When we decided on a track from The Replacements for today’s throwback, we faced a tough prospect: so many of Paul Westerberg’s compositions deserve mention. But “I Will Dare,” released first as a single on Twin/Tone Records in July, 1984— shortly before the release of the band’s album Let It Be that October, on which the song served as the opening track—has long been considered a particular high point in the Westerberg canon.
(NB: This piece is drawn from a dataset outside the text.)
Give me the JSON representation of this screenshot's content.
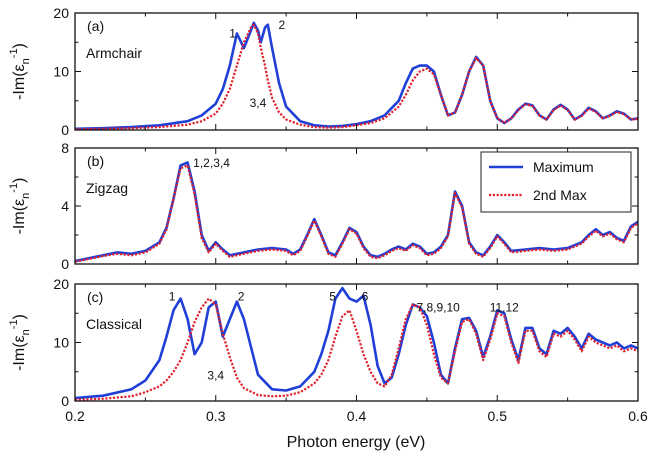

“I Will Dare” is also a song patently rooted in its era—as resonant of the mid-80s as John Hughes films, Reaganomics, Cold War dread, and the dolor of salmon-pink wallpaper. Jangly and ragged, with a sort of ramshackle insouciance, the track suggests the tentative desires of adolescence set amidst a stultifying suburbia:
How young are you
How old am I
Let’s count the rings
Around my eye
How smart are you
How dumb am I
Don’t count any
Of my advice
Oh, meet me anyplace or anywhere or anytime
Now I don’t care, meet me tonight
If you will dare, I might dare
Westerberg’s narrator is self-effacing and guarded, yet full of expectation, with an almost giddy sense of possibility. Few songwriters, then or now, have more surely depicted the simultaneous wonder and uncertainty of adolescence.
There are other songs which manage a similar sensitivity to the topic; The Smiths’ “There Is A Light That Never Goes Out,” released a couple years later, springs to mind—though Morrissey’s melodrama on that track exists in another register altogether. A better corollary for “I Will Dare,” both lyrically and sonically, is Big Star’s “Thirteen.”